Written by Stanley Greenberg Friday, 17 December 2010 00:00
Fresh from a “shellacking” (his own words), the United States and its President moved into a congressional Lame Duck situation. This is not good for either party.
Many of the congressman and senators will be gone as we start the new political year. Yet according to our Constitution, they are still active in the legislative process. Each party is trying to fulfill its standard position. It is a matter of living up to stereotypes that are centuries old. It is almost a heritage of the past.
The Symbolic Posture:
Republicans are the greedy, rich fat cats of our society, and are rolling in money. They light their big cigars with $100 bills. They have only disdain for destitute, poverty-stricken, working class American poor.

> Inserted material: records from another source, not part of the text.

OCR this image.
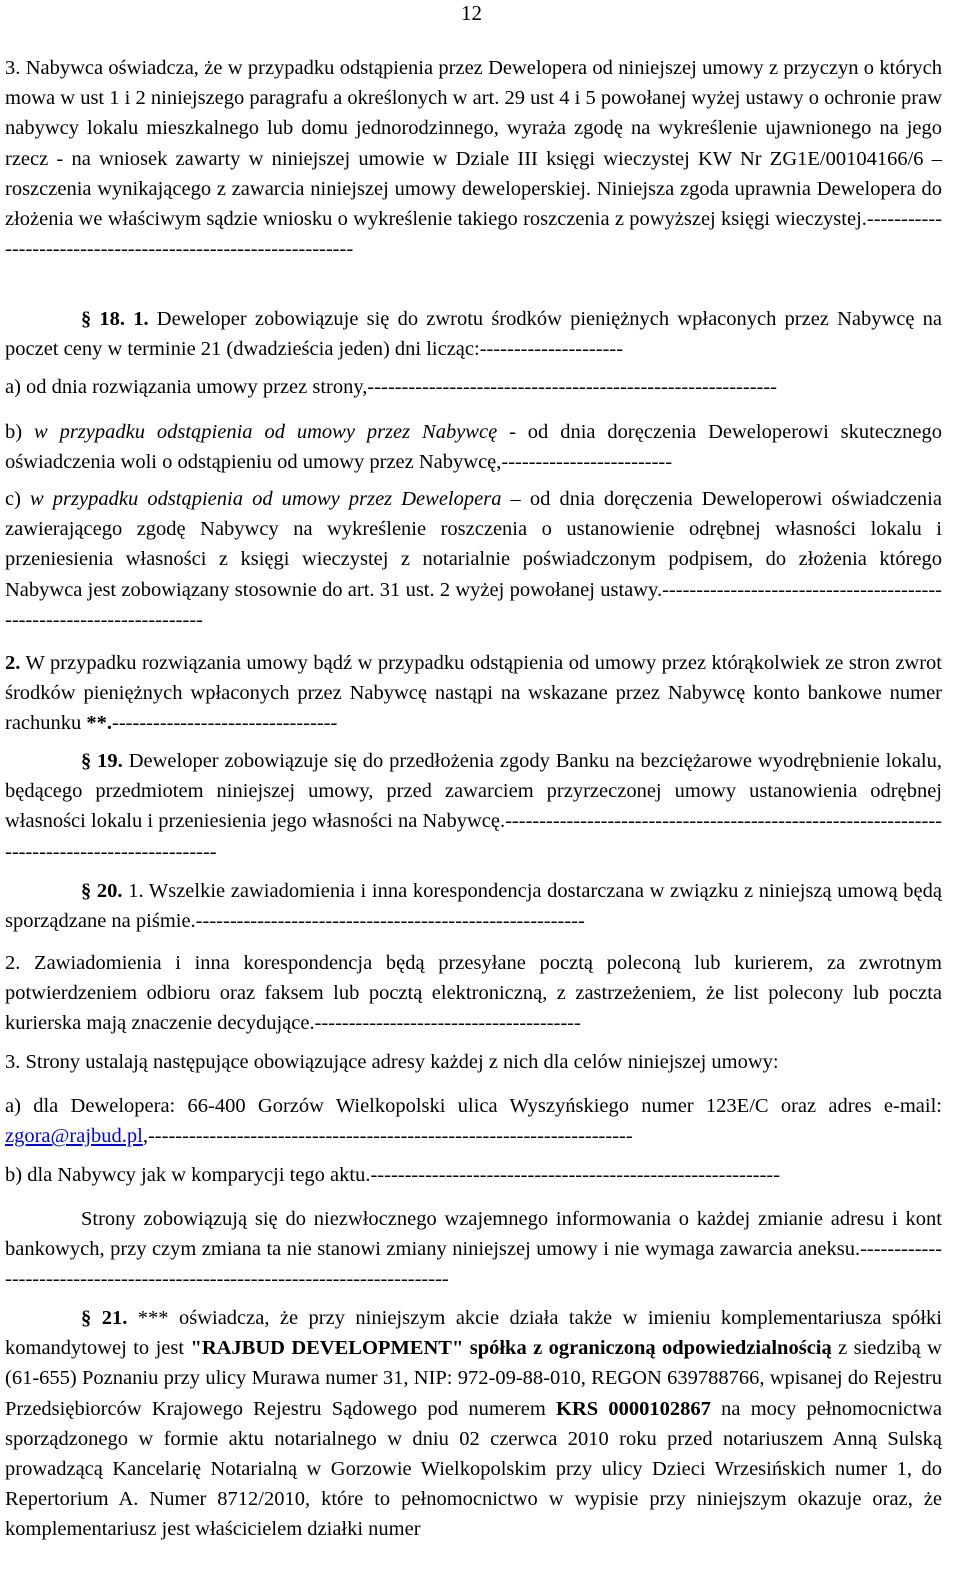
12

3. Nabywca oświadcza, że w przypadku odstąpienia przez Dewelopera od niniejszej umowy z przyczyn o których mowa w ust 1 i 2 niniejszego paragrafu a określonych w art. 29 ust 4 i 5 powołanej wyżej ustawy o ochronie praw nabywcy lokalu mieszkalnego lub domu jednorodzinnego, wyraża zgodę na wykreślenie ujawnionego na jego rzecz - na wniosek zawarty w niniejszej umowie w Dziale III księgi wieczystej KW Nr ZG1E/00104166/6 – roszczenia wynikającego z zawarcia niniejszej umowy deweloperskiej. Niniejsza zgoda uprawnia Dewelopera do złożenia we właściwym sądzie wniosku o wykreślenie takiego roszczenia z powyższej księgi wieczystej.--------------------------------------------------------------

§ 18. 1. Deweloper zobowiązuje się do zwrotu środków pieniężnych wpłaconych przez Nabywcę na poczet ceny w terminie 21 (dwadzieścia jeden) dni licząc:---------------------

a) od dnia rozwiązania umowy przez strony,------------------------------------------------------------

b) w przypadku odstąpienia od umowy przez Nabywcę - od dnia doręczenia Deweloperowi skutecznego oświadczenia woli o odstąpieniu od umowy przez Nabywcę,-------------------------

c) w przypadku odstąpienia od umowy przez Dewelopera – od dnia doręczenia Deweloperowi oświadczenia zawierającego zgodę Nabywcy na wykreślenie roszczenia o ustanowienie odrębnej własności lokalu i przeniesienia własności z księgi wieczystej z notarialnie poświadczonym podpisem, do złożenia którego Nabywca jest zobowiązany stosownie do art. 31 ust. 2 wyżej powołanej ustawy.----------------------------------------------------------------------

2. W przypadku rozwiązania umowy bądź w przypadku odstąpienia od umowy przez którąkolwiek ze stron zwrot środków pieniężnych wpłaconych przez Nabywcę nastąpi na wskazane przez Nabywcę konto bankowe numer rachunku **.---------------------------------

§ 19. Deweloper zobowiązuje się do przedłożenia zgody Banku na bezciężarowe wyodrębnienie lokalu, będącego przedmiotem niniejszej umowy, przed zawarciem przyrzeczonej umowy ustanowienia odrębnej własności lokalu i przeniesienia jego własności na Nabywcę.-----------------------------------------------------------------------------------------------

§ 20. 1. Wszelkie zawiadomienia i inna korespondencja dostarczana w związku z niniejszą umową będą sporządzane na piśmie.---------------------------------------------------------

2. Zawiadomienia i inna korespondencja będą przesyłane pocztą poleconą lub kurierem, za zwrotnym potwierdzeniem odbioru oraz faksem lub pocztą elektroniczną, z zastrzeżeniem, że list polecony lub poczta kurierska mają znaczenie decydujące.---------------------------------------

3. Strony ustalają następujące obowiązujące adresy każdej z nich dla celów niniejszej umowy:

a) dla Dewelopera: 66-400 Gorzów Wielkopolski ulica Wyszyńskiego numer 123E/C oraz adres e-mail: zgora@rajbud.pl,-----------------------------------------------------------------------

b) dla Nabywcy jak w komparycji tego aktu.------------------------------------------------------------

Strony zobowiązują się do niezwłocznego wzajemnego informowania o każdej zmianie adresu i kont bankowych, przy czym zmiana ta nie stanowi zmiany niniejszej umowy i nie wymaga zawarcia aneksu.-----------------------------------------------------------------------------

§ 21. *** oświadcza, że przy niniejszym akcie działa także w imieniu komplementariusza spółki komandytowej to jest "RAJBUD DEVELOPMENT" spółka z ograniczoną odpowiedzialnością z siedzibą w (61-655) Poznaniu przy ulicy Murawa numer 31, NIP: 972-09-88-010, REGON 639788766, wpisanej do Rejestru Przedsiębiorców Krajowego Rejestru Sądowego pod numerem KRS 0000102867 na mocy pełnomocnictwa sporządzonego w formie aktu notarialnego w dniu 02 czerwca 2010 roku przed notariuszem Anną Sulską prowadzącą Kancelarię Notarialną w Gorzowie Wielkopolskim przy ulicy Dzieci Wrzesińskich numer 1, do Repertorium A. Numer 8712/2010, które to pełnomocnictwo w wypisie przy niniejszym okazuje oraz, że komplementariusz jest właścicielem działki numer
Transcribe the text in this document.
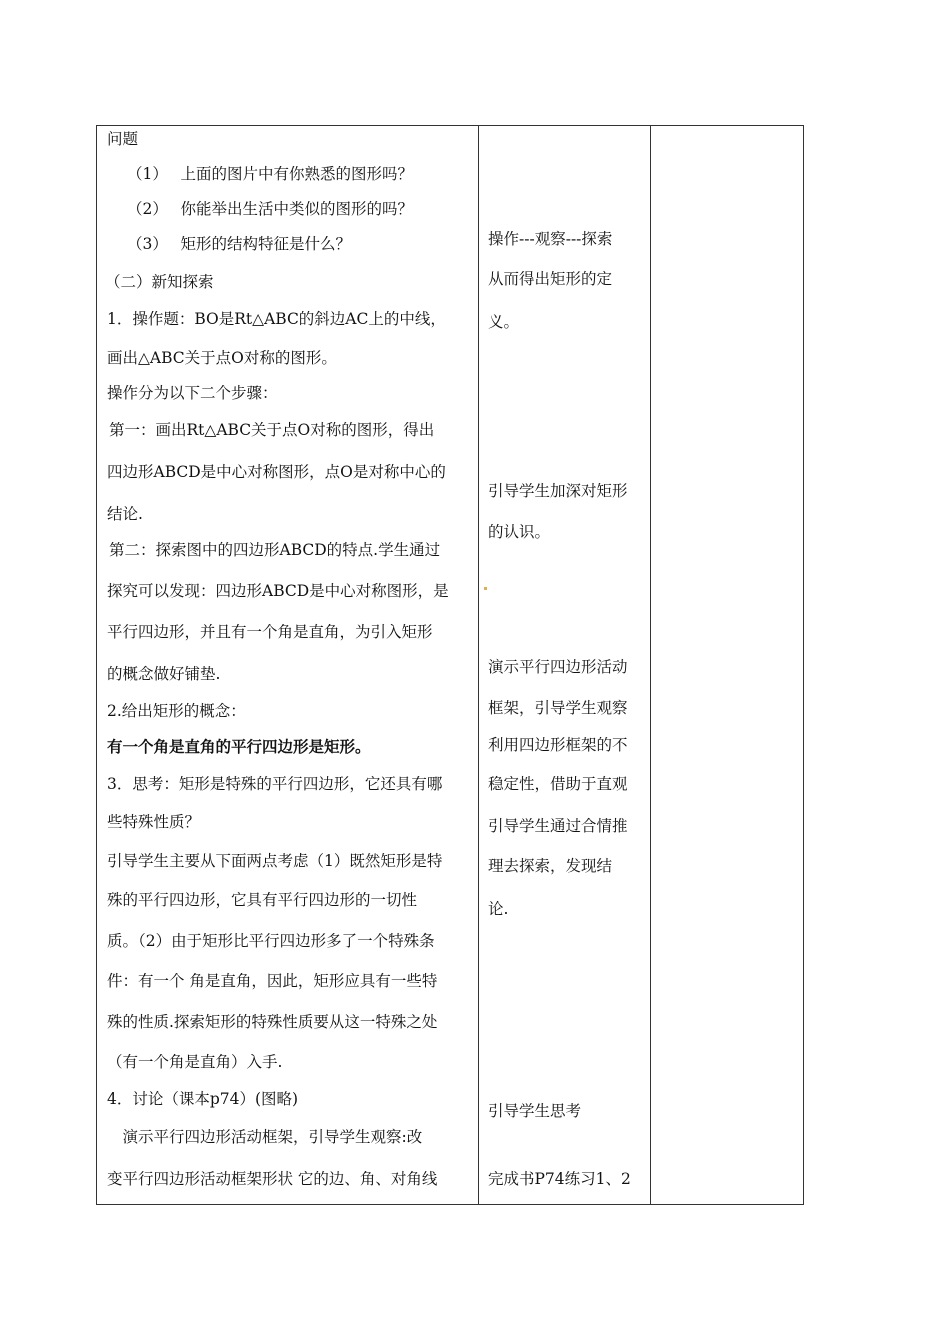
问题
（1）　 上面的图片中有你熟悉的图形吗？
（2）　 你能举出生活中类似的图形的吗？
（3）　 矩形的结构特征是什么？
（二）新知探索
1．操作题：BO是Rt△ABC的斜边AC上的中线，
画出△ABC关于点O对称的图形。
操作分为以下二个步骤：
第一：画出Rt△ABC关于点O对称的图形，得出
四边形ABCD是中心对称图形，点O是对称中心的
结论.
第二：探索图中的四边形ABCD的特点.学生通过
探究可以发现：四边形ABCD是中心对称图形，是
平行四边形，并且有一个角是直角，为引入矩形
的概念做好铺垫.
2.给出矩形的概念：
有一个角是直角的平行四边形是矩形。
3．思考：矩形是特殊的平行四边形，它还具有哪
些特殊性质？
引导学生主要从下面两点考虑（1）既然矩形是特
殊的平行四边形，它具有平行四边形的一切性
质。（2）由于矩形比平行四边形多了一个特殊条
件：有一个 角是直角，因此，矩形应具有一些特
殊的性质.探索矩形的特殊性质要从这一特殊之处
（有一个角是直角）入手.
4．讨论（课本p74）(图略)
　演示平行四边形活动框架，引导学生观察:改
变平行四边形活动框架形状 它的边、角、对角线
操作---观察---探索
从而得出矩形的定
义。
引导学生加深对矩形
的认识。
演示平行四边形活动
框架，引导学生观察
利用四边形框架的不
稳定性，借助于直观
引导学生通过合情推
理去探索，发现结
论.
引导学生思考
完成书P74练习1、2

On the other hand we have the big-hearted, kind union folks that populate the Democratic Party. The sweatshops of the early 1900s are long gone, but the strength of the union goes on and on, even though many former duties are no longer necessary. Part of their power is that they are a large voting bloc, which makes the politicians salivate.
A European businessman once said, “The capitalists and the union leaders both drive large, fancy cars and have a huge say in America, and it’s hard to distinguish one from the other.” Neither the unions nor the fat cats have any claims to the moral high ground.
Growing up in the 1950s in the Bronx, we never saw a Republican. The Democrats ran everything. Upon moving to Long Island, I saw the other side of the coin. Republicans controlled both Nassau and Suffolk counties.
As I look now upon the two parties, it has become a matter of Tweedledee and Tweedledum. Both promise to cut taxes and deliver safe streets and excellent schools. Promises! Promises!
In the old khaki voting booths, you were in a private world when you cast your ballot. Today, we have to blacken little ovals in an open-air cupboard. Basically nothing has changed.
The hullabaloo around election time is satisfying, and it energizes the voting public. After the election is history and the votes are counted, there is very little change in the life and fortunes of the electorate.
Thank heaven Presidential Elections are four years apart.